Restaurateur Marc Vetri, who has not been shy with his outrage over government restrictions, kicked up a Twitter storm by replying, “He can go f— himself” to a message referring to Levine and her action. Vetri later said Wolf was his intended target and not Levine, who is transgender. He deleted the tweet and tweeted an apology.
“It’s yet another blow to our industry,” said Teddy Sourias, who owns five bars and restaurants in Center City, including Tradesman’s and Finn McCool’s.
“Every single day of sales counts right now and they take away another day. People will gather on the biggest party night of the year regardless. At least our restaurants we would have provided them with a safer option since we have trained staff and all these guidelines in place to protect them.”

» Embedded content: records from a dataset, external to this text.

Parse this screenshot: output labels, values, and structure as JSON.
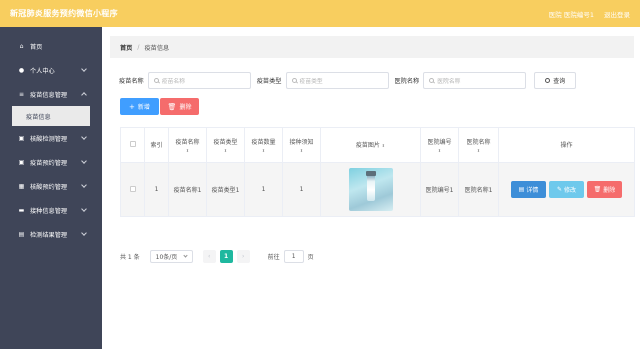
{
  "header": {
    "title": "新冠肺炎服务预约微信小程序",
    "hospital_info": "医院 医院编号1",
    "logout": "退出登录"
  },
  "sidebar": {
    "items": [
      {
        "label": "首页",
        "icon": "home-icon"
      },
      {
        "label": "个人中心",
        "icon": "user-icon"
      },
      {
        "label": "疫苗信息管理",
        "icon": "list-icon",
        "sub": "疫苗信息"
      },
      {
        "label": "核酸检测管理",
        "icon": "briefcase-icon"
      },
      {
        "label": "疫苗预约管理",
        "icon": "briefcase-icon"
      },
      {
        "label": "核酸预约管理",
        "icon": "grid-icon"
      },
      {
        "label": "接种信息管理",
        "icon": "card-icon"
      },
      {
        "label": "检测结果管理",
        "icon": "book-icon"
      }
    ]
  },
  "breadcrumb": {
    "home": "首页",
    "current": "疫苗信息"
  },
  "search": {
    "vaccine_name_label": "疫苗名称",
    "vaccine_name_placeholder": "疫苗名称",
    "vaccine_type_label": "疫苗类型",
    "vaccine_type_placeholder": "疫苗类型",
    "hospital_name_label": "医院名称",
    "hospital_name_placeholder": "医院名称",
    "query_label": "查询"
  },
  "actions": {
    "add_label": "新增",
    "delete_label": "删除"
  },
  "table": {
    "headers": [
      "索引",
      "疫苗名称",
      "疫苗类型",
      "疫苗数量",
      "接种须知",
      "疫苗图片",
      "医院编号",
      "医院名称",
      "操作"
    ],
    "rows": [
      {
        "index": "1",
        "name": "疫苗名称1",
        "type": "疫苗类型1",
        "count": "1",
        "notice": "1",
        "hospital_no": "医院编号1",
        "hospital_name": "医院名称1"
      }
    ],
    "op_labels": {
      "detail": "详情",
      "edit": "修改",
      "delete": "删除"
    }
  },
  "pagination": {
    "total": "共 1 条",
    "page_size": "10条/页",
    "current_page": "1",
    "goto_label": "前往",
    "goto_value": "1",
    "goto_unit": "页"
  },
  "colors": {
    "header": "#f8ce5f",
    "sidebar": "#3f4558",
    "primary": "#409eff",
    "danger": "#f56c6c",
    "active_page": "#1fb89f"
  }
}
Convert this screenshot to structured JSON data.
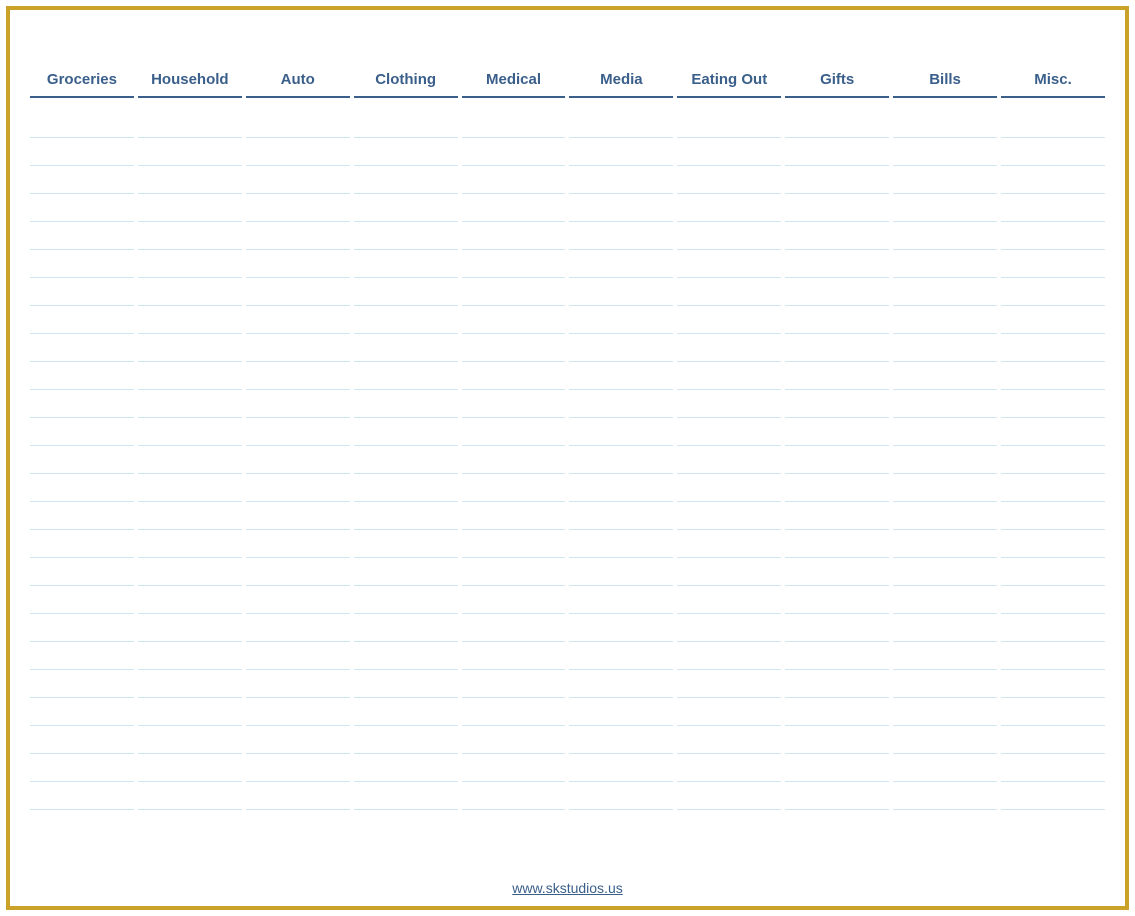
{
  "columns": [
    "Groceries",
    "Household",
    "Auto",
    "Clothing",
    "Medical",
    "Media",
    "Eating Out",
    "Gifts",
    "Bills",
    "Misc."
  ],
  "row_count": 25,
  "footer": {
    "link_text": "www.skstudios.us",
    "link_href": "http://www.skstudios.us"
  },
  "colors": {
    "frame_border": "#c9a227",
    "header_text": "#3a5f8a",
    "row_line": "#cfe5f2"
  }
}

Chuck Moran, executive director of the Pennsylvania Licensed Beverage and Tavern Association, said that while he found the announcement to be “bad news” for the industry, he praised Wolf for granting businesses immunity from civil liability for those enforcing mask rules. “But what we don’t get is why there has been no significant financial help to assist our small business taverns and licensed restaurants survive,” he said in a statement. “As this crisis continues, more small businesses are closing while their employees lose jobs.”
In addition to the restriction on bars and restaurants, Levine also issued a stay at home advisory. Indoor events with more than 500 people are now prohibited, Levine said, as are events with 2,500 or more people outside.
Levine said all new orders will be enforced by law enforcement and could result in regulatory consequences for “repeat offenders.”
The new restrictions and guidance were announced as health officials nationwide continue to discourage large, multi-household holiday gatherings in light of rapidly rising case counts and hospitalizations.
“I think you all know the commonwealth is a precarious place right now,” Wolf said. “We have gotten into a place where we have more cases now than we have ever had,” as well as more hospitalizations.
Pennsylvania could run out of ICU beds within the week, Levine said earlier Monday in a statement.
On Sunday and Monday, the commonwealth reported a combined 11,837 additional confirmed cases, officials said. It is now averaging nearly 6,400 new cases a day over the past seven days, according to an Inquirer analysis of state data.